# Manual for 01 Maxima



## tarynup (Aug 21, 2004)

Anyone know where I can download a manual for an 01 maxima? wanted it free but would be willing to pay if I found the right site.

thanks


----------



## lshadoff (Nov 26, 2002)

www.phatg20.net

Lew


----------



## tarynup (Aug 21, 2004)

*Can't Get In*



lshadoff said:


> www.phatg20.net
> 
> Lew



I went to that site and it says. . .

You are trying to access a restricted area.

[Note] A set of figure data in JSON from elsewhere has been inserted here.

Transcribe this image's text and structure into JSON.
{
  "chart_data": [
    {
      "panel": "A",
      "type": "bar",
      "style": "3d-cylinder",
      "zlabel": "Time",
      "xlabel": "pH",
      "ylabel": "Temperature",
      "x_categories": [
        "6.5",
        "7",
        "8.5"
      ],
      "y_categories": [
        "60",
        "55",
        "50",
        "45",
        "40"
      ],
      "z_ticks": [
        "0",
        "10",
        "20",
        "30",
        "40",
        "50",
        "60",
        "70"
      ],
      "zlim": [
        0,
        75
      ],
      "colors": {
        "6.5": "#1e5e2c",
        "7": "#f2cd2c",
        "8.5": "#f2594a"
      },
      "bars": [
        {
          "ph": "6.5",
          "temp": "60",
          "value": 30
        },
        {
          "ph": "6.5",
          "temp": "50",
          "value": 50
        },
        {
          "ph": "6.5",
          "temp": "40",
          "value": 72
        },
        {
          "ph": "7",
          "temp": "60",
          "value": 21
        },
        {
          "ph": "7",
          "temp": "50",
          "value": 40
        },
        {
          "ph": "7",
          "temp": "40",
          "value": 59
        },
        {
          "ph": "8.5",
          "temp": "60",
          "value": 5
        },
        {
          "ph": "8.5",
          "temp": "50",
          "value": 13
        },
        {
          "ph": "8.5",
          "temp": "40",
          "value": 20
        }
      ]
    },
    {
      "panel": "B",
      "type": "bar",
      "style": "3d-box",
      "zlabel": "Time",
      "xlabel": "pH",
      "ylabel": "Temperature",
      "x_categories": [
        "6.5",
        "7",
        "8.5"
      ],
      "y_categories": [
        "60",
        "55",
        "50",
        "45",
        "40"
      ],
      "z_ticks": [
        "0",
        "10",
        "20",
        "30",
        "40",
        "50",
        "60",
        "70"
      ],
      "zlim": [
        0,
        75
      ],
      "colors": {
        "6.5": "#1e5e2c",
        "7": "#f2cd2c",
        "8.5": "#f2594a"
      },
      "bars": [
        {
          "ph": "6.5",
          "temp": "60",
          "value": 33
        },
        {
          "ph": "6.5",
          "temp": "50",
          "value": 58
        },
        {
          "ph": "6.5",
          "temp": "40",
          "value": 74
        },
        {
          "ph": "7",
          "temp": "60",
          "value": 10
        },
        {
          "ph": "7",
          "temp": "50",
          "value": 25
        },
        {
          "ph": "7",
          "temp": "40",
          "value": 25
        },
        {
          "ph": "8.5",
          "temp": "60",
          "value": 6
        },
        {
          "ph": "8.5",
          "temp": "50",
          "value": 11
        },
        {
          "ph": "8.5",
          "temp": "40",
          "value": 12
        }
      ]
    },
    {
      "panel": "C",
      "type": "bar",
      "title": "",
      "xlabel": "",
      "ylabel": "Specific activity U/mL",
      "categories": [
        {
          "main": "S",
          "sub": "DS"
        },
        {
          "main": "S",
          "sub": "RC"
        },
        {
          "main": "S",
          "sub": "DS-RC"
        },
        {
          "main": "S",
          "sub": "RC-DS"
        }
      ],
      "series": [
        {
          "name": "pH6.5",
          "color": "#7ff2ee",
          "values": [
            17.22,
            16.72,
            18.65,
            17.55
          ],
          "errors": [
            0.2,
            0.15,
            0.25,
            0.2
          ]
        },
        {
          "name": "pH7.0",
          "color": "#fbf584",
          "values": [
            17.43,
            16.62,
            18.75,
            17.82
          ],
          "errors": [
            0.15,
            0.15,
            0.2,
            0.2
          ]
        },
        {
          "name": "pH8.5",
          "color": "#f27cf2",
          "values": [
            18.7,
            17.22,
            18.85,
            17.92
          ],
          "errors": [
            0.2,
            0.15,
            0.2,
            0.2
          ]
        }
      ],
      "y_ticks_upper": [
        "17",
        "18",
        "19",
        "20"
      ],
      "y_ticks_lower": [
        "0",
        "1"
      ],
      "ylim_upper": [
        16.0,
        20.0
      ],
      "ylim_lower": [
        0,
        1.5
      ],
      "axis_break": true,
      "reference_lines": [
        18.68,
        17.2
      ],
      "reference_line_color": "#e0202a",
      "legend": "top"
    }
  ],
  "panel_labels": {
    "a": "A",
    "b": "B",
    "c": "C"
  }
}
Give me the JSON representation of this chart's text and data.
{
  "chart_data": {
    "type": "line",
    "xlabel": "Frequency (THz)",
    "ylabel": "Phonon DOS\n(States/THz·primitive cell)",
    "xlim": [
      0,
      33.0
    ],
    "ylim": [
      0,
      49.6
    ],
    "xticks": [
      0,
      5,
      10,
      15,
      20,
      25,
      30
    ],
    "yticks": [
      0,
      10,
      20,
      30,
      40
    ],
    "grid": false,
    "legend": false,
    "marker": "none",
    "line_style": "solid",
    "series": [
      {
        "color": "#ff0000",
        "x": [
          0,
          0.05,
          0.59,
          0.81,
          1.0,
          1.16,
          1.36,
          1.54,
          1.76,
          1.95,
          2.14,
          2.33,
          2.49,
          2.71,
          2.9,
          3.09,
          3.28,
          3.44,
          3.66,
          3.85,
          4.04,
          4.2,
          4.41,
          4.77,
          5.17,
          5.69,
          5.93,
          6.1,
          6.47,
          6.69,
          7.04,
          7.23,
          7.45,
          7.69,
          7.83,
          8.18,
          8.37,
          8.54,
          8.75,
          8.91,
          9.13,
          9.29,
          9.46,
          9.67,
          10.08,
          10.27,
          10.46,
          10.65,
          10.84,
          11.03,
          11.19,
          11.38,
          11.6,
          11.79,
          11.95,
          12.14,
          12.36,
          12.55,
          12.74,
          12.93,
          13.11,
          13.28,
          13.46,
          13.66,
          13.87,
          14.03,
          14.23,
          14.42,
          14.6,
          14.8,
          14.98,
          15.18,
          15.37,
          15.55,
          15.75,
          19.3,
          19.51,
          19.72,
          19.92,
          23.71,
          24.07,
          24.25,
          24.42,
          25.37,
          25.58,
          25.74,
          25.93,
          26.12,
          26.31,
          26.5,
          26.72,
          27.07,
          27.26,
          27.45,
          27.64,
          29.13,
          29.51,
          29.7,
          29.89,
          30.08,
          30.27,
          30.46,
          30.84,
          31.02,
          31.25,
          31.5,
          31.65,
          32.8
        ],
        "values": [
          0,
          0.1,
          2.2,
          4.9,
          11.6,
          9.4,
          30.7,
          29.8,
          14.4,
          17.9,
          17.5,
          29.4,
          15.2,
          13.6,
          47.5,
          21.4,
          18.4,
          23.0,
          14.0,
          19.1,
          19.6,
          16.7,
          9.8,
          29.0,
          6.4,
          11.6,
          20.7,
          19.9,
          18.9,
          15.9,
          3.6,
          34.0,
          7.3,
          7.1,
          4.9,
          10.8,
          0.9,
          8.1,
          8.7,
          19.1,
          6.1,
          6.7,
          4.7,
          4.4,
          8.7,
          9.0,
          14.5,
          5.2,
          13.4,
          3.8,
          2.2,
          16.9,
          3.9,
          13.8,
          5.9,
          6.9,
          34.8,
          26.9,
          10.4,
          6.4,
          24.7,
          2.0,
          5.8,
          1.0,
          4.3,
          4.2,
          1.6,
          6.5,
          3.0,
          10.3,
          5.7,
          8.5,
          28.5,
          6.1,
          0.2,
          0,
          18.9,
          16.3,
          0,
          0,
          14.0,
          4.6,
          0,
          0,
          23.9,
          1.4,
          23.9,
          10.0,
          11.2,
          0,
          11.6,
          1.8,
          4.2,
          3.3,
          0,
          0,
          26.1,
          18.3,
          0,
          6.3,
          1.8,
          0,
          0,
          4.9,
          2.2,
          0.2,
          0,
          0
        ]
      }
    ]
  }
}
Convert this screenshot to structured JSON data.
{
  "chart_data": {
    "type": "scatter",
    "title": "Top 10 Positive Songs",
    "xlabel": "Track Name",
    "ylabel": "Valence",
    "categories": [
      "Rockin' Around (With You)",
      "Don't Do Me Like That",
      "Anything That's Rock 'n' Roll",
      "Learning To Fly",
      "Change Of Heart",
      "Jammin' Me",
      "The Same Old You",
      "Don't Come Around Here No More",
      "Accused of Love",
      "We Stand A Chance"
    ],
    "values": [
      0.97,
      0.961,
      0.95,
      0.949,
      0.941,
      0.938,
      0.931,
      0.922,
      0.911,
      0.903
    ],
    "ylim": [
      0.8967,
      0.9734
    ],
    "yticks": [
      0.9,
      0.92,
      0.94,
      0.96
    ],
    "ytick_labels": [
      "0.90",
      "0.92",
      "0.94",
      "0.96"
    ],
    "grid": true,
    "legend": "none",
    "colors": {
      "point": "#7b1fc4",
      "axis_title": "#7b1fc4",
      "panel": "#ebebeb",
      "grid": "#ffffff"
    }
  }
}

We are Sorry, but this section of our site is for Registered Users Only.

Even after I registered.


----------



## lshadoff (Nov 26, 2002)

tarynup said:


> I went to that site and it says. . .
> 
> You are trying to access a restricted area.
> 
> ...


You may receive an email which has a link to activate your membership.

Lew


----------



## am3rican (Feb 26, 2005)

tarynup said:


> Anyone know where I can download a manual for an 01 maxima? wanted it free but would be willing to pay if I found the right site.
> 
> thanks


if you need, i can photocopy mine and fax it to you


----------



## Puppetmaster (Mar 28, 2005)

lshadoff said:


> www.phatg20.net


Got mine from there... great site... :thumbup:


----------



## rockdog (Apr 29, 2005)

i bought a CD version on ebay for $5.99 i just ordered so well see how it goes.


----------